ADALET BAKANI BEKİR BOZDAĞ (Yozgat) - Bülent Bey, bizim doğrudan bunları bilme şansımız yok. Birinci yol, ihbar ve şikâyettir. Diğer bir yol da medyada bunun yer almasıdır. Şu anda HSYK'da bir basın bürosu var, medyada yer alan haberleri onlar takip ediyorlar, resen bunları işleme koyma imkânı da var. Onlar da onlarla ilgili konuları değerlendiriyorlar, işleme konması gerekenler işleme konuluyor. Şu anda elimde rakamlar yok ne yapıldığına dair. Böyle bir soru soracağınızı bilseydim, rakamları yanımda getirirdim; biri bu.

BAŞKAN - Teşekkür ederim Sayın Bakanım.

ADALET BAKANI BEKİR BOZDAĞ (Yozgat) - İkincisi: Çekle ilgili, dolandırıcılıktan bir ceza alıyor mu? Çekle ilgili eğer dolandırıcılık varsa zaten dolandırıcılıkla ilgili cezayı oradan alıyor. Yani, bu suçun adli para cezasının olması, bir kişi çek kullanarak dolandırıcılık yapıyorsa onun dolandırıcılık suçundan cezasızlığı sonucunu doğurmuyor, o ayrı bir suç. Çek kullanarak da yapabilir, başka bir şeyle de bunu yapabilir. O yargılama sonucunda sabit olursa dolandırıcılıktan ayrıca ceza alır, buna bir engel yok.

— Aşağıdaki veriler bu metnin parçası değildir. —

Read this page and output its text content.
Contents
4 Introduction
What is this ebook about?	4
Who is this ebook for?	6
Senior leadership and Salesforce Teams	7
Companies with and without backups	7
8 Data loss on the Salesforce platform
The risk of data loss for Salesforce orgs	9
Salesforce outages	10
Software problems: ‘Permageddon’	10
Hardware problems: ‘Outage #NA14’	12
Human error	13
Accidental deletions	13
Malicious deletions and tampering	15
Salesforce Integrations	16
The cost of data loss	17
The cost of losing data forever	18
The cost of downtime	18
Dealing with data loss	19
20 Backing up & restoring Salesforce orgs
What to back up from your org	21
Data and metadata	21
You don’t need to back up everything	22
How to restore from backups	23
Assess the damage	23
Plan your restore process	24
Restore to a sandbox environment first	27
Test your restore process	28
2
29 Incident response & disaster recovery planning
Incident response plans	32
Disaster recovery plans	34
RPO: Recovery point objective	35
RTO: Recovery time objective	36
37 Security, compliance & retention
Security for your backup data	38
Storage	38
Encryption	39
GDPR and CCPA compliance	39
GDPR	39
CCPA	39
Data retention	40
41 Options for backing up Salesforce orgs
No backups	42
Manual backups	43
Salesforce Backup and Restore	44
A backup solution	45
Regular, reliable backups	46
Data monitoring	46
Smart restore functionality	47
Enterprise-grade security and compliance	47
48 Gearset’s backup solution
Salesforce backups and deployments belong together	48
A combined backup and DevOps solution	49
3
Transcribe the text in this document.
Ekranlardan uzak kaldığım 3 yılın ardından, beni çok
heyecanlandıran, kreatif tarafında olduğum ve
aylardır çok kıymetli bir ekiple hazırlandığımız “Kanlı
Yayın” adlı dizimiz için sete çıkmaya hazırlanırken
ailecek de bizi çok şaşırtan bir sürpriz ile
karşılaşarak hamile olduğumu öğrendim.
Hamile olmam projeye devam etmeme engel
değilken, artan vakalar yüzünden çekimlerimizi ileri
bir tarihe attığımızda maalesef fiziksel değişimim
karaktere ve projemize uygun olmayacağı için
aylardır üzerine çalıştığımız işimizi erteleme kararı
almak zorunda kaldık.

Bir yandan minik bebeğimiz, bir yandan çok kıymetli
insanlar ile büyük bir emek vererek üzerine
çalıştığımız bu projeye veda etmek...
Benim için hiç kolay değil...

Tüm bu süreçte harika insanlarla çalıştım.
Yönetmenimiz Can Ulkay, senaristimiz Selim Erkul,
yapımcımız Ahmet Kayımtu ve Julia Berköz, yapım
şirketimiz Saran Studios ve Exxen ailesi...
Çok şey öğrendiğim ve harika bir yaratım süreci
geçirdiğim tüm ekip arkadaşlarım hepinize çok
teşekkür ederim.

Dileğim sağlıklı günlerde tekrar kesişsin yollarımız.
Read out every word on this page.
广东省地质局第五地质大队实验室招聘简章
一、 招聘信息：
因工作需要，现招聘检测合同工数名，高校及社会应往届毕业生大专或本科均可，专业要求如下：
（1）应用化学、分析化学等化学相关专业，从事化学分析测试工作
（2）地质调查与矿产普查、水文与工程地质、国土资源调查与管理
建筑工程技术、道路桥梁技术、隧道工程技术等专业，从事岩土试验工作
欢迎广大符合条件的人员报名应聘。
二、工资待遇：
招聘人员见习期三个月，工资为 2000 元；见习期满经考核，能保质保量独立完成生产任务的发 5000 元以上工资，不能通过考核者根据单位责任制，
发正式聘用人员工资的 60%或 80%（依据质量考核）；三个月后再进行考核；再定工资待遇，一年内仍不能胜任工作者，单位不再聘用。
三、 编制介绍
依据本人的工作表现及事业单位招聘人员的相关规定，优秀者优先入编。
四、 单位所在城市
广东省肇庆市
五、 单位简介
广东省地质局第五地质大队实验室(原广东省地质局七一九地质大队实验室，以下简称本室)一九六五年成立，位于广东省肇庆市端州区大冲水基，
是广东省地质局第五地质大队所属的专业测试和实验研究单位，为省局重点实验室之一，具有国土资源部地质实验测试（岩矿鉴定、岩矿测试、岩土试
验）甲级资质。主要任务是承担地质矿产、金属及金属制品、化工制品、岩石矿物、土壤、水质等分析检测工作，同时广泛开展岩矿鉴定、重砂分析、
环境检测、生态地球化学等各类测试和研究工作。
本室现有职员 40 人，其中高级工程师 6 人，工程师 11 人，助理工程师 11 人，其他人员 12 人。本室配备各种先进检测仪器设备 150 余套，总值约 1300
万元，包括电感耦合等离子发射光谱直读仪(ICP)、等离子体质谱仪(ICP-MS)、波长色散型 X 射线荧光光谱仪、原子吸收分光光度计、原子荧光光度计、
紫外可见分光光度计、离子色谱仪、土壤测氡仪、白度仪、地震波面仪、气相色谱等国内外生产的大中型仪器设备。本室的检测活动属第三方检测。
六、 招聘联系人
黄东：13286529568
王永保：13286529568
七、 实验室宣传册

İki: İyi niyetliği ile iyi niyetli olmayanı ayırmayacak mı? Onu ayıracak. Adli para cezasının alt sınırı 20 TL, üst sınırı 100 TL. Cezanın bireyleştirmesini yaparken mahkeme bütün bunları da dikkate alacak. Tarafların ekonomik durumunu dikkate aldığı gibi suç işleme kastının yoğunluğunu, kişinin bu konudaki sabıkasını ve başka başka karşılıksız çıkan çekleri vesaire pek çok şeyi dikkate alarak o bireyselleştirmeyi yapacaktır. O yüzden de kötü niyetli olanlarla ilgili bireyselleştirme yaparken alt sınırdan satmayı tercih edecektir.

BAŞKAN - Teşekkür ederim Sayın Bakanım.

BİHLUN TAMAYLIGİL (İstanbul) - Sayın Bakanım, bu internetle ilgili hesaplara erişim engeli ne zaman sonlandırılacak?

ADALET BAKANI BEKİR BOZDAĞ (Yozgat) - Şu anda bildiğim bir konu değil.

BİHLUN TAMAYLIGİL (İstanbul) - Saatlerdir iletişim noktasında sıkıntılar var.

ADALET BAKANI BEKİR BOZDAĞ (Yozgat) - Aykut Bey, demin, bir değerlendirme yaptı, ayrıldı.

Şunu söyleyeyim: Türkiye'de dün büyük bir terör saldırısı oldu.

BAŞKAN - Ben İnternet'e giriyorum. Siz neye giremiyorsunuz?

BİHLUN TAMAYLIGİL (İstanbul) - Sosyal medyaya giremiyoruz.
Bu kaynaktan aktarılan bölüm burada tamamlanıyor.